A proposed $11 billion merger between US Airways Group Inc. and American Airlines’ parent corporation, AMR Corp. has been challenged by the Department of Justice, six state attorneys general and the District of Columbia in a civil antitrust suit.
The merger would result in the world's largest airline, and according to DOJ, "would substantially lessen competition for commercial air travel in local markets throughout the United States and result in passengers paying higher airfares and receiving less service."
States participating in the challenge are Texas, where American Airlines is headquartered; Arizona, where US Airways is headquartered; Florida; Pennsylvania; Tennessee; and Virginia.

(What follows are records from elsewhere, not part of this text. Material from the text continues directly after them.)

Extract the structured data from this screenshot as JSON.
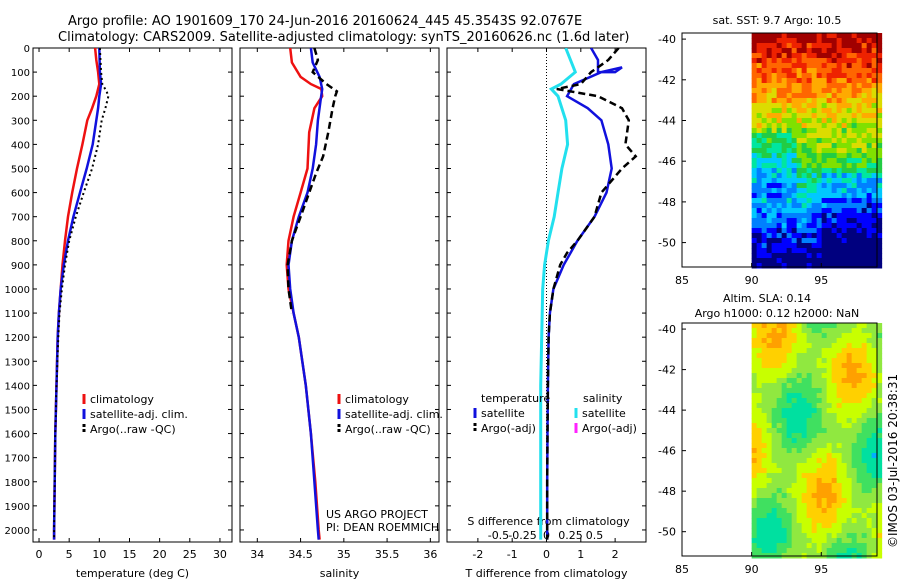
{
  "header": {
    "line1": "Argo profile: AO 1901609_170 24-Jun-2016 20160624_445 45.3543S 92.0767E",
    "line2": "Climatology: CARS2009. Satellite-adjusted climatology: synTS_20160626.nc (1.6d later)"
  },
  "colors": {
    "climatology": "#ee1111",
    "satellite": "#1111dd",
    "argo": "#000000",
    "satellite_s": "#22e0ee",
    "argo_s": "#ff22ff"
  },
  "chart_data": [
    {
      "type": "line",
      "id": "temperature",
      "xlabel": "temperature (deg C)",
      "xlim": [
        -1,
        32
      ],
      "xticks": [
        0,
        5,
        10,
        15,
        20,
        25,
        30
      ],
      "ylim": [
        2050,
        0
      ],
      "yticks": [
        0,
        100,
        200,
        300,
        400,
        500,
        600,
        700,
        800,
        900,
        1000,
        1100,
        1200,
        1300,
        1400,
        1500,
        1600,
        1700,
        1800,
        1900,
        2000
      ],
      "legend": [
        "climatology",
        "satellite-adj. clim.",
        "Argo(..raw -QC)"
      ],
      "series": [
        {
          "name": "climatology",
          "points": [
            [
              9.3,
              0
            ],
            [
              9.5,
              50
            ],
            [
              9.8,
              100
            ],
            [
              10.0,
              150
            ],
            [
              9.5,
              200
            ],
            [
              8.8,
              250
            ],
            [
              8.0,
              300
            ],
            [
              7.2,
              400
            ],
            [
              6.3,
              500
            ],
            [
              5.5,
              600
            ],
            [
              4.8,
              700
            ],
            [
              4.3,
              800
            ],
            [
              3.9,
              900
            ],
            [
              3.6,
              1000
            ],
            [
              3.3,
              1100
            ],
            [
              3.1,
              1200
            ],
            [
              2.9,
              1400
            ],
            [
              2.7,
              1600
            ],
            [
              2.6,
              1800
            ],
            [
              2.5,
              2000
            ],
            [
              2.5,
              2040
            ]
          ]
        },
        {
          "name": "satellite-adj. clim.",
          "points": [
            [
              10.0,
              0
            ],
            [
              10.1,
              100
            ],
            [
              10.3,
              150
            ],
            [
              10.0,
              200
            ],
            [
              9.8,
              250
            ],
            [
              9.5,
              300
            ],
            [
              8.9,
              400
            ],
            [
              7.9,
              500
            ],
            [
              6.8,
              600
            ],
            [
              5.7,
              700
            ],
            [
              4.8,
              800
            ],
            [
              4.1,
              900
            ],
            [
              3.6,
              1000
            ],
            [
              3.3,
              1100
            ],
            [
              3.1,
              1200
            ],
            [
              2.9,
              1400
            ],
            [
              2.7,
              1600
            ],
            [
              2.6,
              1800
            ],
            [
              2.5,
              2000
            ],
            [
              2.5,
              2040
            ]
          ]
        },
        {
          "name": "Argo(..raw -QC)",
          "points": [
            [
              10.1,
              0
            ],
            [
              10.3,
              100
            ],
            [
              10.5,
              150
            ],
            [
              11.2,
              180
            ],
            [
              11.5,
              200
            ],
            [
              11.0,
              250
            ],
            [
              10.4,
              300
            ],
            [
              9.8,
              400
            ],
            [
              8.8,
              500
            ],
            [
              7.4,
              600
            ],
            [
              6.1,
              700
            ],
            [
              5.0,
              800
            ],
            [
              4.3,
              900
            ],
            [
              3.8,
              1000
            ],
            [
              3.4,
              1100
            ],
            [
              3.2,
              1200
            ],
            [
              2.9,
              1400
            ],
            [
              2.7,
              1600
            ],
            [
              2.6,
              1800
            ],
            [
              2.5,
              2000
            ],
            [
              2.5,
              2040
            ]
          ]
        }
      ]
    },
    {
      "type": "line",
      "id": "salinity",
      "xlabel": "salinity",
      "xlim": [
        33.8,
        36.1
      ],
      "xticks": [
        34,
        34.5,
        35,
        35.5,
        36
      ],
      "ylim": [
        2050,
        0
      ],
      "legend": [
        "climatology",
        "satellite-adj. clim.",
        "Argo(..raw -QC)"
      ],
      "annotation": [
        "US ARGO PROJECT",
        "PI: DEAN ROEMMICH"
      ],
      "series": [
        {
          "name": "climatology",
          "points": [
            [
              34.38,
              0
            ],
            [
              34.4,
              60
            ],
            [
              34.5,
              120
            ],
            [
              34.62,
              150
            ],
            [
              34.74,
              170
            ],
            [
              34.75,
              200
            ],
            [
              34.66,
              250
            ],
            [
              34.6,
              350
            ],
            [
              34.58,
              500
            ],
            [
              34.5,
              600
            ],
            [
              34.42,
              700
            ],
            [
              34.36,
              800
            ],
            [
              34.34,
              900
            ],
            [
              34.36,
              1000
            ],
            [
              34.42,
              1100
            ],
            [
              34.48,
              1200
            ],
            [
              34.56,
              1400
            ],
            [
              34.62,
              1600
            ],
            [
              34.67,
              1800
            ],
            [
              34.71,
              2000
            ],
            [
              34.72,
              2040
            ]
          ]
        },
        {
          "name": "satellite-adj. clim.",
          "points": [
            [
              34.62,
              0
            ],
            [
              34.64,
              60
            ],
            [
              34.72,
              120
            ],
            [
              34.75,
              170
            ],
            [
              34.73,
              220
            ],
            [
              34.7,
              300
            ],
            [
              34.68,
              400
            ],
            [
              34.64,
              500
            ],
            [
              34.58,
              600
            ],
            [
              34.48,
              700
            ],
            [
              34.4,
              800
            ],
            [
              34.36,
              900
            ],
            [
              34.38,
              1000
            ],
            [
              34.42,
              1100
            ],
            [
              34.48,
              1200
            ],
            [
              34.56,
              1400
            ],
            [
              34.62,
              1600
            ],
            [
              34.66,
              1800
            ],
            [
              34.7,
              2000
            ],
            [
              34.71,
              2040
            ]
          ]
        },
        {
          "name": "Argo(..raw -QC)",
          "points": [
            [
              34.66,
              0
            ],
            [
              34.7,
              50
            ],
            [
              34.64,
              100
            ],
            [
              34.8,
              150
            ],
            [
              34.92,
              180
            ],
            [
              34.9,
              200
            ],
            [
              34.87,
              250
            ],
            [
              34.82,
              350
            ],
            [
              34.76,
              450
            ],
            [
              34.68,
              520
            ],
            [
              34.6,
              600
            ],
            [
              34.5,
              700
            ],
            [
              34.45,
              750
            ],
            [
              34.4,
              800
            ],
            [
              34.35,
              900
            ],
            [
              34.36,
              1000
            ],
            [
              34.4,
              1100
            ]
          ]
        }
      ]
    },
    {
      "type": "line",
      "id": "difference",
      "xlabel": "T difference from climatology",
      "xlim": [
        -2.9,
        2.9
      ],
      "xticks": [
        -2,
        -1,
        0,
        1,
        2
      ],
      "xlabel_top": "S difference from climatology",
      "sticks": [
        -0.5,
        -0.25,
        0,
        0.25,
        0.5
      ],
      "ylim": [
        2050,
        0
      ],
      "legend_titles": [
        "temperature",
        "salinity"
      ],
      "legend": [
        "satellite",
        "Argo(-adj)",
        "satellite",
        "Argo(-adj)"
      ],
      "series": [
        {
          "name": "temperature satellite",
          "points": [
            [
              1.3,
              0
            ],
            [
              1.5,
              50
            ],
            [
              1.5,
              100
            ],
            [
              2.0,
              100
            ],
            [
              2.2,
              80
            ],
            [
              1.6,
              100
            ],
            [
              0.8,
              150
            ],
            [
              0.6,
              200
            ],
            [
              1.2,
              250
            ],
            [
              1.6,
              300
            ],
            [
              1.8,
              400
            ],
            [
              1.9,
              500
            ],
            [
              1.75,
              600
            ],
            [
              1.4,
              700
            ],
            [
              0.9,
              800
            ],
            [
              0.5,
              900
            ],
            [
              0.2,
              1000
            ],
            [
              0.1,
              1100
            ],
            [
              0.06,
              1200
            ],
            [
              0.04,
              1400
            ],
            [
              0.03,
              1600
            ],
            [
              0.02,
              1800
            ],
            [
              0.02,
              2000
            ],
            [
              0.02,
              2040
            ]
          ]
        },
        {
          "name": "temperature Argo(-adj)",
          "points": [
            [
              2.1,
              0
            ],
            [
              1.8,
              50
            ],
            [
              1.3,
              100
            ],
            [
              1.0,
              150
            ],
            [
              0.3,
              170
            ],
            [
              1.5,
              200
            ],
            [
              2.2,
              250
            ],
            [
              2.4,
              300
            ],
            [
              2.3,
              400
            ],
            [
              2.6,
              450
            ],
            [
              2.2,
              500
            ],
            [
              1.9,
              550
            ],
            [
              1.6,
              600
            ],
            [
              1.4,
              700
            ],
            [
              0.9,
              800
            ],
            [
              0.6,
              850
            ],
            [
              0.4,
              900
            ],
            [
              0.2,
              1000
            ],
            [
              0.1,
              1100
            ],
            [
              0.06,
              1200
            ],
            [
              0.04,
              1400
            ],
            [
              0.03,
              1600
            ],
            [
              0.02,
              1800
            ],
            [
              0.02,
              2000
            ],
            [
              0.02,
              2040
            ]
          ]
        },
        {
          "name": "salinity satellite",
          "points": [
            [
              0.2,
              0
            ],
            [
              0.25,
              50
            ],
            [
              0.3,
              100
            ],
            [
              0.15,
              150
            ],
            [
              0.05,
              170
            ],
            [
              0.12,
              200
            ],
            [
              0.2,
              300
            ],
            [
              0.22,
              400
            ],
            [
              0.16,
              500
            ],
            [
              0.12,
              600
            ],
            [
              0.08,
              700
            ],
            [
              0.02,
              800
            ],
            [
              -0.02,
              900
            ],
            [
              -0.04,
              1000
            ],
            [
              -0.05,
              1200
            ],
            [
              -0.06,
              1400
            ],
            [
              -0.06,
              1600
            ],
            [
              -0.06,
              1800
            ],
            [
              -0.06,
              2000
            ],
            [
              -0.06,
              2040
            ]
          ]
        }
      ]
    },
    {
      "type": "heatmap",
      "id": "sst",
      "title": "sat. SST: 9.7 Argo: 10.5",
      "xlim": [
        85,
        99
      ],
      "xticks": [
        85,
        90,
        95
      ],
      "ylim": [
        -51.2,
        -39.7
      ],
      "yticks": [
        -40,
        -42,
        -44,
        -46,
        -48,
        -50
      ],
      "data_lon_start": 90,
      "rows_lat_north_to_south": [
        "rich red to orange (10-13 C)",
        "orange/yellow (9-11 C)",
        "green (7-9 C)",
        "cyan/blue (5-7 C)"
      ],
      "palette": [
        "#00007f",
        "#0000ff",
        "#0080ff",
        "#00c8ff",
        "#00e6a0",
        "#22cc44",
        "#80e000",
        "#dcdc00",
        "#ffaa00",
        "#ff6600",
        "#ee2200",
        "#a00000"
      ]
    },
    {
      "type": "heatmap",
      "id": "sla",
      "title_line1": "Altim. SLA: 0.14",
      "title_line2": "Argo h1000: 0.12 h2000: NaN",
      "xlim": [
        85,
        99
      ],
      "xticks": [
        85,
        90,
        95
      ],
      "ylim": [
        -51.2,
        -39.7
      ],
      "yticks": [
        -40,
        -42,
        -44,
        -46,
        -48,
        -50
      ],
      "data_lon_start": 90,
      "palette": [
        "#00b0ff",
        "#00e0a0",
        "#40e060",
        "#90e840",
        "#c8ff00",
        "#ffd000",
        "#ffa000",
        "#ff6000"
      ]
    }
  ],
  "timestamp": "©IMOS 03-Jul-2016 20:38:31"
}
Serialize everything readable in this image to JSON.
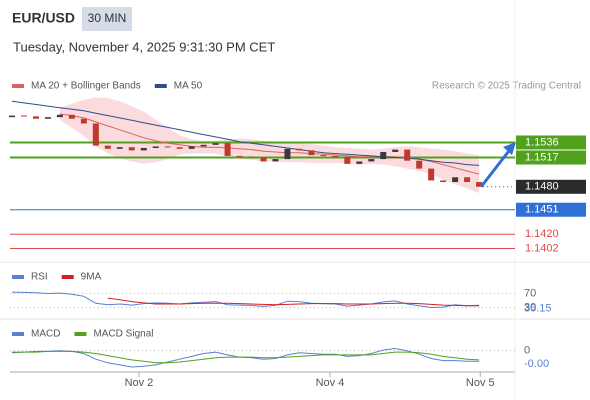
{
  "header": {
    "symbol": "EUR/USD",
    "timeframe": "30 MIN",
    "datetime": "Tuesday, November 4, 2025 9:31:30 PM CET",
    "source": "Research © 2025 Trading Central"
  },
  "chart_data": [
    {
      "type": "candlestick",
      "xlim": [
        0,
        42
      ],
      "ylim": [
        1.139,
        1.1596
      ],
      "up_color": "#3a3a3a",
      "down_color": "#c0392b",
      "open": [
        1.1568,
        1.157,
        1.1569,
        1.1566,
        1.1568,
        1.1571,
        1.1566,
        1.156,
        1.1532,
        1.1528,
        1.153,
        1.1526,
        1.1529,
        1.1531,
        1.153,
        1.1528,
        1.1531,
        1.1533,
        1.1535,
        1.1519,
        1.1518,
        1.1517,
        1.1512,
        1.1515,
        1.1528,
        1.1526,
        1.152,
        1.1519,
        1.1518,
        1.1509,
        1.1512,
        1.1515,
        1.1524,
        1.1527,
        1.1513,
        1.1503,
        1.1488,
        1.1486,
        1.1492,
        1.1486
      ],
      "close": [
        1.157,
        1.1569,
        1.1566,
        1.1568,
        1.1571,
        1.1566,
        1.156,
        1.1532,
        1.1528,
        1.153,
        1.1526,
        1.1529,
        1.1531,
        1.153,
        1.1528,
        1.1531,
        1.1533,
        1.1535,
        1.1519,
        1.1518,
        1.1517,
        1.1512,
        1.1515,
        1.1528,
        1.1526,
        1.152,
        1.1519,
        1.1518,
        1.1509,
        1.1512,
        1.1515,
        1.1524,
        1.1527,
        1.1513,
        1.1503,
        1.1488,
        1.1486,
        1.1492,
        1.1486,
        1.148
      ],
      "close_label": "1.1480",
      "series": [
        {
          "name": "MA 20 + Bollinger Bands",
          "color": "#e06060",
          "values": [
            null,
            null,
            null,
            null,
            1.1572,
            1.157,
            1.1567,
            1.1562,
            1.1557,
            1.1552,
            1.1547,
            1.1542,
            1.1538,
            1.1535,
            1.1533,
            1.1531,
            1.153,
            1.153,
            1.1529,
            1.1528,
            1.1527,
            1.1525,
            1.1524,
            1.1523,
            1.1523,
            1.1522,
            1.1521,
            1.152,
            1.1519,
            1.1518,
            1.1518,
            1.1518,
            1.1518,
            1.1517,
            1.1515,
            1.1512,
            1.1508,
            1.1504,
            1.15,
            1.1496
          ]
        },
        {
          "name": "MA 50",
          "color": "#2d4f86",
          "values": [
            1.1588,
            1.1586,
            1.1584,
            1.1582,
            1.158,
            1.1578,
            1.1576,
            1.1573,
            1.157,
            1.1567,
            1.1564,
            1.1561,
            1.1558,
            1.1555,
            1.1552,
            1.1549,
            1.1546,
            1.1543,
            1.154,
            1.1537,
            1.1535,
            1.1533,
            1.1531,
            1.1529,
            1.1527,
            1.1525,
            1.1523,
            1.1522,
            1.1521,
            1.152,
            1.1519,
            1.1518,
            1.1517,
            1.1516,
            1.1515,
            1.1513,
            1.1511,
            1.151,
            1.1508,
            1.1507
          ]
        }
      ],
      "bands": {
        "color": "#f9d3d6",
        "upper": [
          null,
          null,
          null,
          null,
          1.158,
          1.1585,
          1.159,
          1.1593,
          1.1592,
          1.1588,
          1.1582,
          1.1575,
          1.1565,
          1.1555,
          1.1545,
          1.154,
          1.1538,
          1.1538,
          1.154,
          1.1541,
          1.154,
          1.1538,
          1.1536,
          1.1535,
          1.1535,
          1.1534,
          1.1532,
          1.153,
          1.1529,
          1.1528,
          1.1527,
          1.1528,
          1.153,
          1.1531,
          1.153,
          1.1528,
          1.1527,
          1.1525,
          1.1522,
          1.152
        ],
        "lower": [
          null,
          null,
          null,
          null,
          1.1564,
          1.1555,
          1.1544,
          1.1531,
          1.1522,
          1.1516,
          1.1512,
          1.1509,
          1.1511,
          1.1515,
          1.1521,
          1.1522,
          1.1522,
          1.1522,
          1.1518,
          1.1515,
          1.1514,
          1.1512,
          1.1512,
          1.1511,
          1.1511,
          1.151,
          1.151,
          1.151,
          1.1509,
          1.1508,
          1.1509,
          1.1508,
          1.1506,
          1.1503,
          1.15,
          1.1496,
          1.1489,
          1.1483,
          1.1478,
          1.1472
        ]
      },
      "levels": {
        "values": [
          1.1536,
          1.1517,
          1.1451,
          1.142,
          1.1402
        ],
        "value_labels": [
          "1.1536",
          "1.1517",
          "1.1451",
          "1.1420",
          "1.1402"
        ],
        "colors": [
          "#52a11e",
          "#52a11e",
          "#2f6fd6",
          "#e04848",
          "#e04848"
        ],
        "label_style": [
          "box",
          "box",
          "box",
          "text",
          "text"
        ]
      }
    },
    {
      "type": "line",
      "xlim": [
        0,
        42
      ],
      "ylim": [
        0,
        100
      ],
      "yticks": [
        70,
        30
      ],
      "series": [
        {
          "name": "RSI",
          "color": "#5b7fd1",
          "values": [
            74,
            73,
            72,
            70,
            71,
            68,
            62,
            42,
            38,
            40,
            37,
            41,
            43,
            42,
            40,
            43,
            45,
            47,
            38,
            37,
            36,
            33,
            36,
            48,
            47,
            42,
            41,
            40,
            34,
            37,
            40,
            46,
            49,
            40,
            35,
            30,
            31,
            38,
            35,
            36.15
          ]
        },
        {
          "name": "9MA",
          "color": "#d42020",
          "values": [
            null,
            null,
            null,
            null,
            null,
            null,
            null,
            null,
            57,
            52,
            47,
            43,
            40,
            40,
            40,
            41,
            42,
            42,
            42,
            41,
            40,
            39,
            38,
            39,
            40,
            41,
            41,
            41,
            40,
            40,
            40,
            41,
            42,
            42,
            41,
            39,
            37,
            36,
            35,
            35
          ]
        }
      ]
    },
    {
      "type": "line",
      "xlim": [
        0,
        42
      ],
      "ylim": [
        -0.003,
        0.0015
      ],
      "yticks": [
        0
      ],
      "xticks": [
        {
          "value": 10.6,
          "label": "Nov 2"
        },
        {
          "value": 26.55,
          "label": "Nov 4"
        },
        {
          "value": 39.1,
          "label": "Nov 5"
        }
      ],
      "last_label": "-0.00",
      "series": [
        {
          "name": "MACD",
          "color": "#5b7fd1",
          "values": [
            -0.0003,
            -0.0002,
            -0.0001,
            -0.0001,
            0.0,
            -0.0001,
            -0.0004,
            -0.0012,
            -0.0017,
            -0.002,
            -0.0023,
            -0.0022,
            -0.002,
            -0.0016,
            -0.0012,
            -0.0008,
            -0.0004,
            -0.0002,
            -0.0006,
            -0.0009,
            -0.001,
            -0.0012,
            -0.0011,
            -0.0006,
            -0.0003,
            -0.0004,
            -0.0005,
            -0.0005,
            -0.0008,
            -0.0007,
            -0.0004,
            0.0001,
            0.0003,
            0.0,
            -0.0005,
            -0.0011,
            -0.0014,
            -0.0014,
            -0.0015,
            -0.0015
          ]
        },
        {
          "name": "MACD Signal",
          "color": "#52a11e",
          "values": [
            -0.0002,
            -0.0002,
            -0.0002,
            -0.0001,
            -0.0001,
            -0.0001,
            -0.0002,
            -0.0004,
            -0.0007,
            -0.001,
            -0.0013,
            -0.0015,
            -0.0017,
            -0.0017,
            -0.0016,
            -0.0014,
            -0.0012,
            -0.001,
            -0.0009,
            -0.0009,
            -0.0009,
            -0.001,
            -0.001,
            -0.0009,
            -0.0008,
            -0.0007,
            -0.0006,
            -0.0006,
            -0.0006,
            -0.0006,
            -0.0006,
            -0.0004,
            -0.0002,
            -0.0002,
            -0.0003,
            -0.0005,
            -0.0008,
            -0.001,
            -0.0012,
            -0.0013
          ]
        }
      ]
    }
  ]
}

"By challenging this merger, the Department of Justice is saying that the American people deserve better," said Attorney General Eric Holder. "This transaction would result in consumers paying the price -- in higher airfares, higher fees and fewer choices."
Last year, $70 billion were spent on airfare for travel throughout the United States. In 2012, domestic airlines generated more than $6 billion in fees from checked bags and flight changes alone.
"If this merger goes forward, even a small increase in the price of airline tickets, checked bags or flight change fees would result in hundreds of millions of dollars of harm to American consumers," said Bill Baer, Assistant Attorney General in charge of the DOJ’s Antitrust Division. "Both airlines have stated they can succeed on a standalone basis and consumers deserve the benefit of that continuing competitive dynamic."
According to the department’s complaint, the merger would result in just four airlines controlling more than 80 percent of the United States commercial air travel market.
The merged airline would also be the dominant carrier at Washington Reagan National Airport, with control of 69 percent of the take-off and landing slots. It would also have a monopoly on 63 percent of the nonstop routes out of Reagan, potentially increasing the cost of travel to and from the capital.